Thank you for your comment. Yes, I'm planning to allow running third-party apps on the platform (the exact delivery options and relevant architectural details are still under consideration). My understanding is that using JWTs is the current best practice and much preferred way for authentication vs. the session-based approach. The platform that I plan to build should be both highly scalable and highly secure. I think that session cookies is not the right approach for these requirements, even if I would not need to allow running third-party apps. I'm curious about what people here think about this and hope that they will chime in. (I also would need SSO, external IdP integration, clustering, MFA, maybe passwordless authentication etc., hence my preference for managed services like Auth0. The idea is to focus on my core competencies and outsource important but non-core services to relevant solid providers, based on availability and feasibility, at least, for the near-to-mid term.)

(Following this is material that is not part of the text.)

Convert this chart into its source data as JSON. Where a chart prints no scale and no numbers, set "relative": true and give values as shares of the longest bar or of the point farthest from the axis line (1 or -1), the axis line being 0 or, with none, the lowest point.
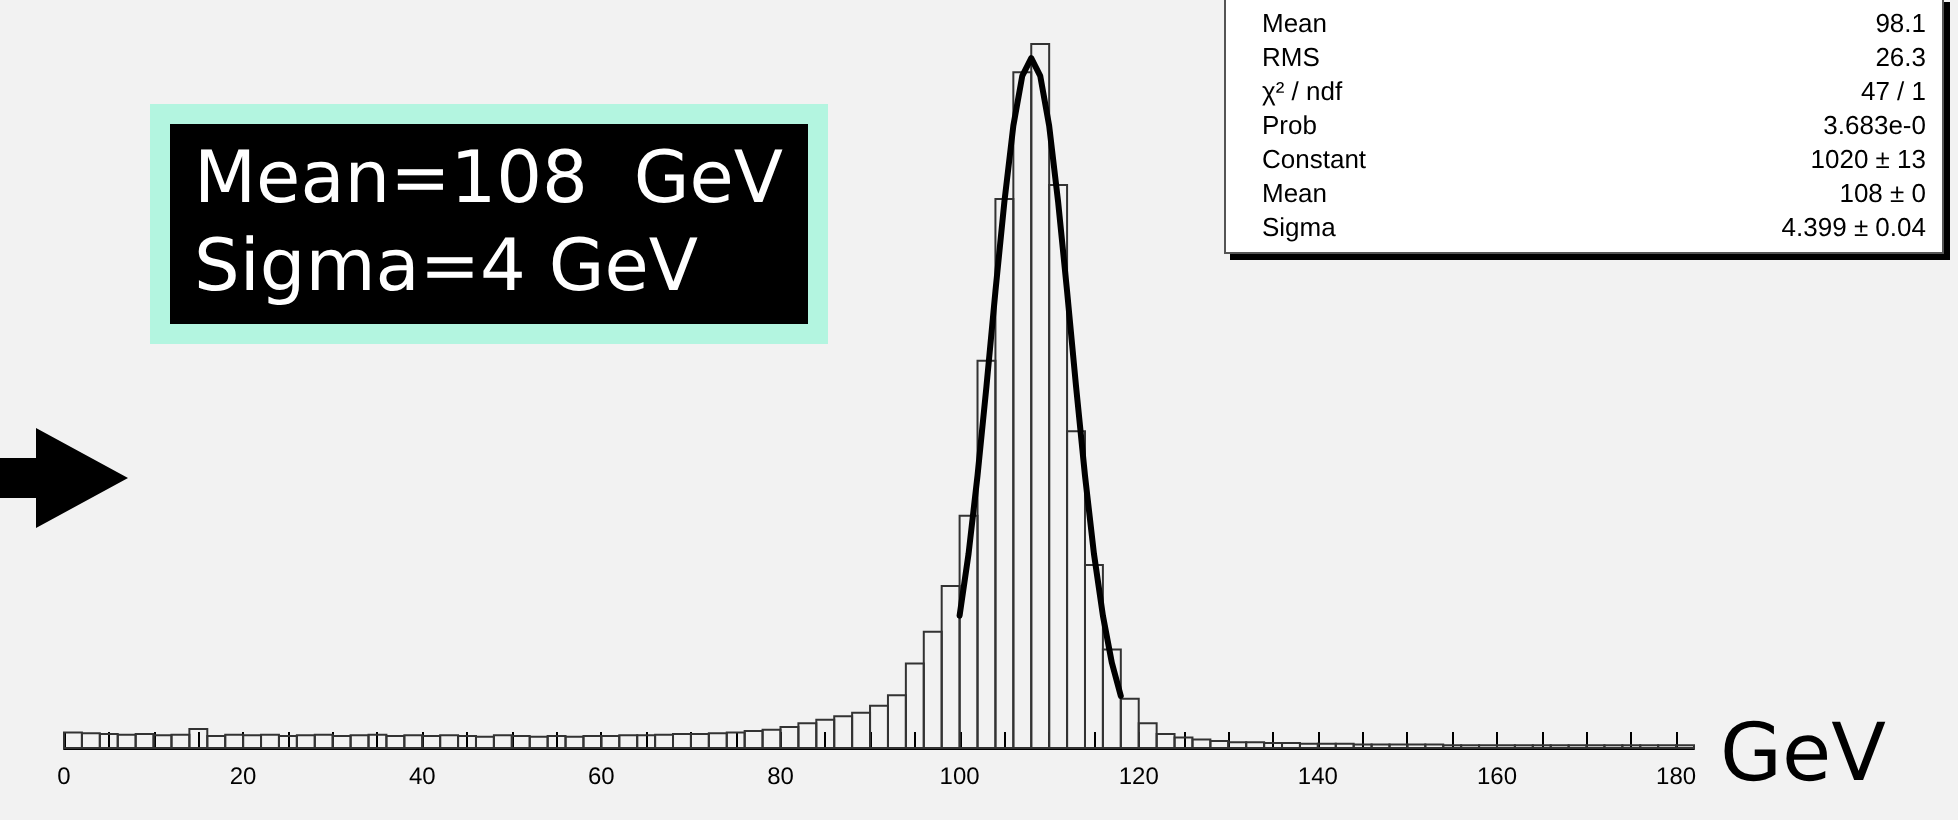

Personally I don't think it's worth worrying about scaling like that until you actually need to. There are other reasons to choose JWTs, but I don't think scalability is a good one early on.

Thank you for sharing your thoughts. I'm not worried about scaling and other aspects, but I do think about them. In my opinion, architectural decisions are the most important ones (across technological dimension) and fixing wrong or suboptimal architectural decisions is costly and/or difficult and sometimes outright not feasible.

True, but you can further break architectural decisions down into those that are easy to change and those that aren't. If something is easy to change you may as well implement the simple version first.